Honeybees are dropping like flies. Around the world beekeepers are reporting massive die-offs of these essential pollinators. Colony collapse disorder (CCD) as it is called has been blamed on cell phones, genetics, mites, pathogens, gmos, nutrient-deficiency and pesticides. In British Columbia, bee experts say it is a parasitic mite that is attacking the bees, along with the chemical treadmill (including antibiotics) designed to treat the mites and subsequent diseases. Crops like blueberries can’t rely on the wind; they need the honeybees to help transport the heavy pollen grains. Farmers pay beekeepers to bring hives into their fields when they are in bloom, but beekeepers can no longer keep up on the demand because of the declining bee population. Losing honeybees directly affects our food supply.

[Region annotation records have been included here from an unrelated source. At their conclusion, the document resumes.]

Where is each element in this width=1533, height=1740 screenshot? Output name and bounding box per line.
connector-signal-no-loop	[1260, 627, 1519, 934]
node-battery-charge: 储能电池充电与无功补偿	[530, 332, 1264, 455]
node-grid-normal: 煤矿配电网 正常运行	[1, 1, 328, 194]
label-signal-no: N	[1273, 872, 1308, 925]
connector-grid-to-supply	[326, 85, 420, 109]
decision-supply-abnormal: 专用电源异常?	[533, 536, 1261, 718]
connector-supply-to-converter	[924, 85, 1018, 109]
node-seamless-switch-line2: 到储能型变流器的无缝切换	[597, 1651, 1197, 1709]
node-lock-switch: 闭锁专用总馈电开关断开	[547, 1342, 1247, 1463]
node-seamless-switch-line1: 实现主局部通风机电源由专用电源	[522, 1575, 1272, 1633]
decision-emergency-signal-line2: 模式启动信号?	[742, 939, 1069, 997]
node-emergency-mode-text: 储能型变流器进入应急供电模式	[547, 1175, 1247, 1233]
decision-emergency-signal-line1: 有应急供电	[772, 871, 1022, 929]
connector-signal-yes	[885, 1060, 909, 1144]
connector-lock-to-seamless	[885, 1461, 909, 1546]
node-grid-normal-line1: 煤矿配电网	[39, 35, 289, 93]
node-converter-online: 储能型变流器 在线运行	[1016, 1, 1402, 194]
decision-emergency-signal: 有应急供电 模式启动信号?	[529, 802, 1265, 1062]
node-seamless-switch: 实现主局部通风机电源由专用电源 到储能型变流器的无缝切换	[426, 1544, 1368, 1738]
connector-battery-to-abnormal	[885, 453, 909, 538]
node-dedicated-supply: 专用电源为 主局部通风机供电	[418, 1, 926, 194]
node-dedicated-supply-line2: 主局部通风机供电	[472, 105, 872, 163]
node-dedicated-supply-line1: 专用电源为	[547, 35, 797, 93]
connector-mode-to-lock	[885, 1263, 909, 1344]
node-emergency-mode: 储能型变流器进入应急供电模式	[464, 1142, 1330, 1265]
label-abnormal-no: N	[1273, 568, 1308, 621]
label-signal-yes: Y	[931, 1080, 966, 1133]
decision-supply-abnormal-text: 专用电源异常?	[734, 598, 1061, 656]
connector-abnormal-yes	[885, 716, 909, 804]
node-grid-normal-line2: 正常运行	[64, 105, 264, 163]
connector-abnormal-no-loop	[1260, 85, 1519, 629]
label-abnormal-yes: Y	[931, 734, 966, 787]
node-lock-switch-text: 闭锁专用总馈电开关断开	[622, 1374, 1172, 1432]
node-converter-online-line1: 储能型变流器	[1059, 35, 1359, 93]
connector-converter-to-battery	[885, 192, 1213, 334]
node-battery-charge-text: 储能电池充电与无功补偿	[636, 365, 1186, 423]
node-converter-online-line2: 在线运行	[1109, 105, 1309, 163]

Although it may be a combination of factors, many feel a family of pesticides is chiefly to blame. Neonicotinoids are neurotoxins that affect the central nervous system of insects. Bayer CropScience coats many of their corn and canola seeds in these pesticides to protect them from pests, who also become coated with the stuff. France banned the products in 1999 and in 2008 Germany, Slovenia and Italy suspended sales too. The Co-op, Britain’s largest supermarket with its own farm, banned eight pesticides in January last year. As with humans, the link between disease and pesticide may be indirect. In other words, they might affect your liver which can’t then properly filter the toxins. Some feel that the pesticides could cause a viral infection in the bees, weakening their natural defenses.

And of course the bees are also exposed to all the crop chemicals. A recent study out of Pennsylvania State University found pesticides in pollen, honey and the wax comb in hives. And still the worker bee deniers deny the link between disappearing bees and pesticides.

Update: Clothianidin is in this family of pesticides. It is already registered for use in Canada and Health Canada is now trying to determine how much of it can legally be used on potatoes.